Massive Higher-Spin Multiplets and Asymptotic Freedom in Quantum Gravity

TL;DR

This paper investigates how massive higher-spin fields, when coupled to quantum gravity and treated with the fakeon prescription, can lead to asymptotic freedom, revealing specific field configurations that achieve this property.

Contribution

It introduces a novel analysis of higher-spin multiplets in quantum gravity using the fakeon prescription, identifying conditions for asymptotic freedom in these theories.

Findings

Only certain numbers of irreducible rank-s bosons with s ≤ 3 are compatible with asymptotic freedom.

No solutions involving fermionic rank-s fields were found.

Nonminimal kinetic terms for rank-1 and symmetric rank-2 tensors enlarge the allowed field configurations.

Abstract

We consider massive higher-spin multiplets coupled to quantum gravity and compute their contributions to the gravitational beta functions at one loop.

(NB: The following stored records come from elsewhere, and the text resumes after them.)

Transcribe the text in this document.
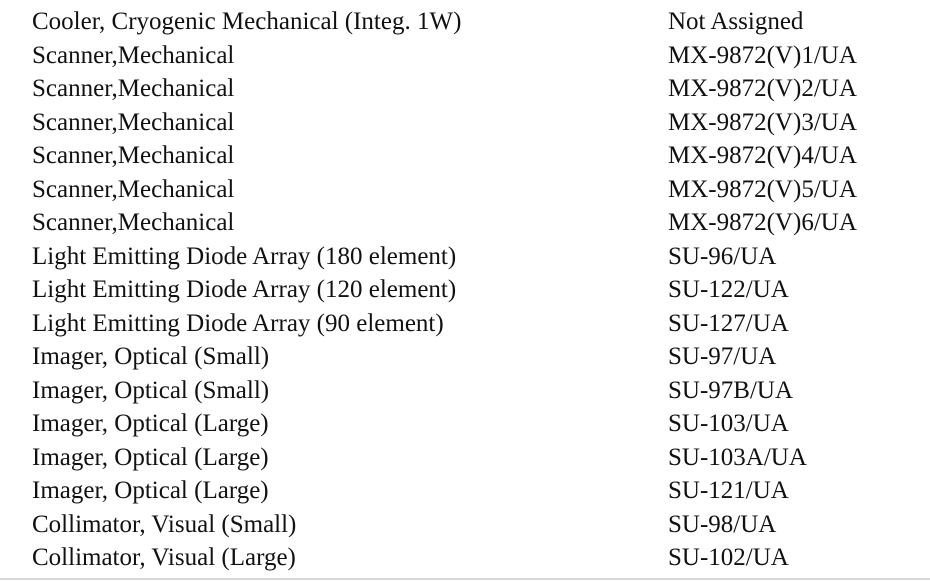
Cooler, Cryogenic Mechanical (Integ. 1W)	Not Assigned
Scanner,Mechanical	MX-9872(V)1/UA
Scanner,Mechanical	MX-9872(V)2/UA
Scanner,Mechanical	MX-9872(V)3/UA
Scanner,Mechanical	MX-9872(V)4/UA
Scanner,Mechanical	MX-9872(V)5/UA
Scanner,Mechanical	MX-9872(V)6/UA
Light Emitting Diode Array (180 element)	SU-96/UA
Light Emitting Diode Array (120 element)	SU-122/UA
Light Emitting Diode Array (90 element)	SU-127/UA
Imager, Optical (Small)	SU-97/UA
Imager, Optical (Small)	SU-97B/UA
Imager, Optical (Large)	SU-103/UA
Imager, Optical (Large)	SU-103A/UA
Imager, Optical (Large)	SU-121/UA
Collimator, Visual (Small)	SU-98/UA
Collimator, Visual (Large)	SU-102/UA
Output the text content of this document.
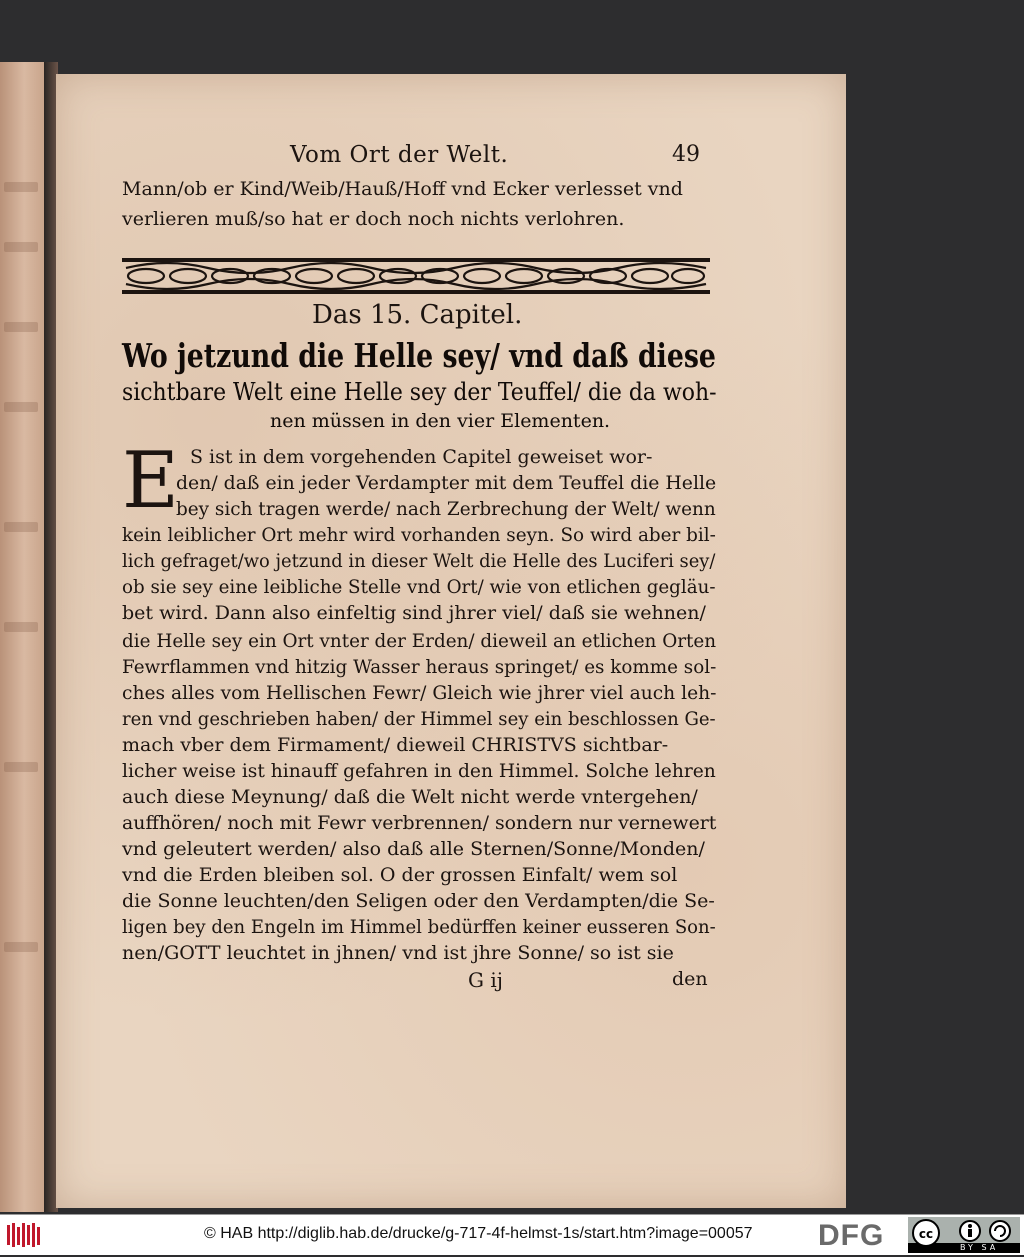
Vom Ort der Welt.	49
Mann/ob er Kind/Weib/Hauß/Hoff vnd Ecker verlesset vnd
verlieren muß/so hat er doch noch nichts verlohren.
Das 15. Capitel.
Wo jetzund die Helle sey/ vnd daß diese
sichtbare Welt eine Helle sey der Teuffel/ die da woh-
nen müssen in den vier Elementen.
E S ist in dem vorgehenden Capitel geweiset wor-
den/ daß ein jeder Verdampter mit dem Teuffel die Helle
bey sich tragen werde/ nach Zerbrechung der Welt/ wenn
kein leiblicher Ort mehr wird vorhanden seyn. So wird aber bil-
lich gefraget/wo jetzund in dieser Welt die Helle des Luciferi sey/
ob sie sey eine leibliche Stelle vnd Ort/ wie von etlichen gegläu-
bet wird. Dann also einfeltig sind jhrer viel/ daß sie wehnen/
die Helle sey ein Ort vnter der Erden/ dieweil an etlichen Orten
Fewrflammen vnd hitzig Wasser heraus springet/ es komme sol-
ches alles vom Hellischen Fewr/ Gleich wie jhrer viel auch leh-
ren vnd geschrieben haben/ der Himmel sey ein beschlossen Ge-
mach vber dem Firmament/ dieweil CHRISTVS sichtbar-
licher weise ist hinauff gefahren in den Himmel. Solche lehren
auch diese Meynung/ daß die Welt nicht werde vntergehen/
auffhören/ noch mit Fewr verbrennen/ sondern nur vernewert
vnd geleutert werden/ also daß alle Sternen/Sonne/Monden/
vnd die Erden bleiben sol. O der grossen Einfalt/ wem sol
die Sonne leuchten/den Seligen oder den Verdampten/die Se-
ligen bey den Engeln im Himmel bedürffen keiner eusseren Son-
nen/GOTT leuchtet in jhnen/ vnd ist jhre Sonne/ so ist sie
G ij	den
© HAB http://diglib.hab.de/drucke/g-717-4f-helmst-1s/start.htm?image=00057 DFG	cc
BY SA
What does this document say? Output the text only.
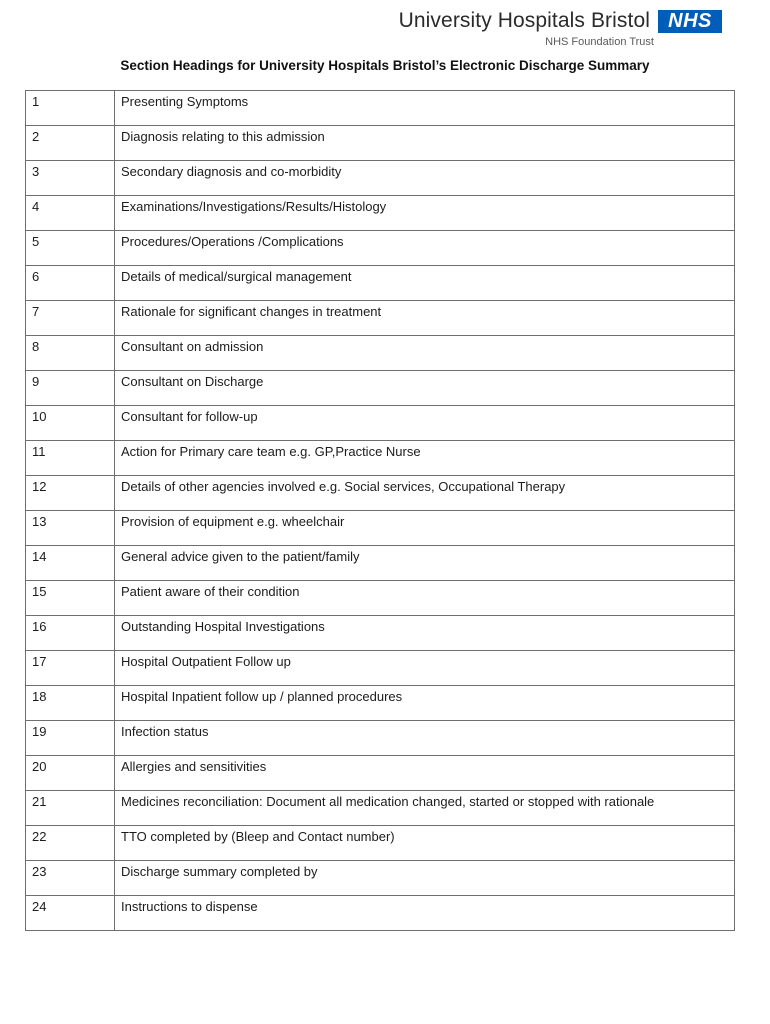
University Hospitals Bristol NHS
NHS Foundation Trust
Section Headings for University Hospitals Bristol’s Electronic Discharge Summary
1	Presenting Symptoms

2	Diagnosis relating to this admission

3	Secondary diagnosis and co-morbidity

4	Examinations/Investigations/Results/Histology

5	Procedures/Operations /Complications

6	Details of medical/surgical management

7	Rationale for significant changes in treatment

8	Consultant on admission

9	Consultant on Discharge

10	Consultant for follow-up

11	Action for Primary care team e.g. GP,Practice Nurse

12	Details of other agencies involved e.g. Social services, Occupational Therapy

13	Provision of equipment e.g. wheelchair

14	General advice given to the patient/family

15	Patient aware of their condition

16	Outstanding Hospital Investigations

17	Hospital Outpatient Follow up

18	Hospital Inpatient follow up / planned procedures

19	Infection status

20	Allergies and sensitivities

21	Medicines reconciliation: Document all medication changed, started or stopped with rationale

22	TTO completed by (Bleep and Contact number)

23	Discharge summary completed by

24	Instructions to dispense
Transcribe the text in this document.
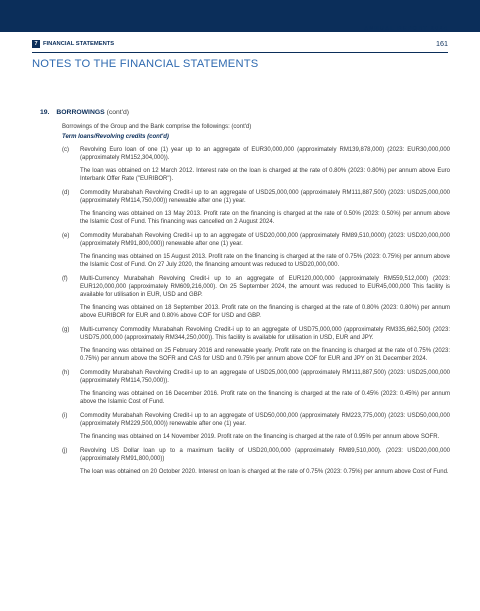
ANNUAL REPORT 2024
7 FINANCIAL STATEMENTS	161
NOTES TO THE FINANCIAL STATEMENTS
19. BORROWINGS (cont'd)
Borrowings of the Group and the Bank comprise the followings: (cont'd)
Term loans/Revolving credits (cont'd)
(c) Revolving Euro loan of one (1) year up to an aggregate of EUR30,000,000 (approximately RM139,878,000) (2023: EUR30,000,000 (approximately RM152,304,000)).

The loan was obtained on 12 March 2012. Interest rate on the loan is charged at the rate of 0.80% (2023: 0.80%) per annum above Euro Interbank Offer Rate ("EURIBOR").

(d) Commodity Murabahah Revolving Credit-i up to an aggregate of USD25,000,000 (approximately RM111,887,500) (2023: USD25,000,000 (approximately RM114,750,000)) renewable after one (1) year.

The financing was obtained on 13 May 2013. Profit rate on the financing is charged at the rate of 0.50% (2023: 0.50%) per annum above the Islamic Cost of Fund. This financing was cancelled on 2 August 2024.

(e) Commodity Murabahah Revolving Credit-i up to an aggregate of USD20,000,000 (approximately RM89,510,0000) (2023: USD20,000,000 (approximately RM91,800,000)) renewable after one (1) year.

The financing was obtained on 15 August 2013. Profit rate on the financing is charged at the rate of 0.75% (2023: 0.75%) per annum above the Islamic Cost of Fund. On 27 July 2020, the financing amount was reduced to USD20,000,000.

(f) Multi-Currency Murabahah Revolving Credit-i up to an aggregate of EUR120,000,000 (approximately RM559,512,000) (2023: EUR120,000,000 (approximately RM609,216,000). On 25 September 2024, the amount was reduced to EUR45,000,000 This facility is available for utilisation in EUR, USD and GBP.

The financing was obtained on 18 September 2013. Profit rate on the financing is charged at the rate of 0.80% (2023: 0.80%) per annum above EURIBOR for EUR and 0.80% above COF for USD and GBP.

(g) Multi-currency Commodity Murabahah Revolving Credit-i up to an aggregate of USD75,000,000 (approximately RM335,662,500) (2023: USD75,000,000 (approximately RM344,250,000)). This facility is available for utilisation in USD, EUR and JPY.

The financing was obtained on 25 February 2016 and renewable yearly. Profit rate on the financing is charged at the rate of 0.75% (2023: 0.75%) per annum above the SOFR and CAS for USD and 0.75% per annum above COF for EUR and JPY on 31 December 2024.

(h) Commodity Murabahah Revolving Credit-i up to an aggregate of USD25,000,000 (approximately RM111,887,500) (2023: USD25,000,000 (approximately RM114,750,000)).

The financing was obtained on 16 December 2016. Profit rate on the financing is charged at the rate of 0.45% (2023: 0.45%) per annum above the Islamic Cost of Fund.

(i) Commodity Murabahah Revolving Credit-i up to an aggregate of USD50,000,000 (approximately RM223,775,000) (2023: USD50,000,000 (approximately RM229,500,000)) renewable after one (1) year.

The financing was obtained on 14 November 2019. Profit rate on the financing is charged at the rate of 0.95% per annum above SOFR.

(j) Revolving US Dollar loan up to a maximum facility of USD20,000,000 (approximately RM89,510,000). (2023: USD20,000,000 (approximately RM91,800,000))

The loan was obtained on 20 October 2020. Interest on loan is charged at the rate of 0.75% (2023: 0.75%) per annum above Cost of Fund.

Such theories, if quantized with the Feynman prescription, would contain ghosts. Instead, those degrees of freedom are turned into purely virtual particles by means of the fakeon prescription and the resulting theories are both renormalizable and unitary. We extract the necessary number of fields to obtain asymptotic freedom by solving the relevant renormalization-group equations in the ultraviolet limit. We show that in the case of irreducible rank-$s$ bosons with minimal kinetic term only a certain number of fields with $0\leq s \leq 3$ is compatible with asymptotic freedom. No solution involving fermionic rank-$s$ fields are found. We also consider the cases of rank-$1$ and symmetric rank-$2$ tensor fields with nonminimal kinetic terms and repeat the analysis, finding that the allowed number of fields is enlarged. Possible implications for metric affine theories of gravity are pointed out.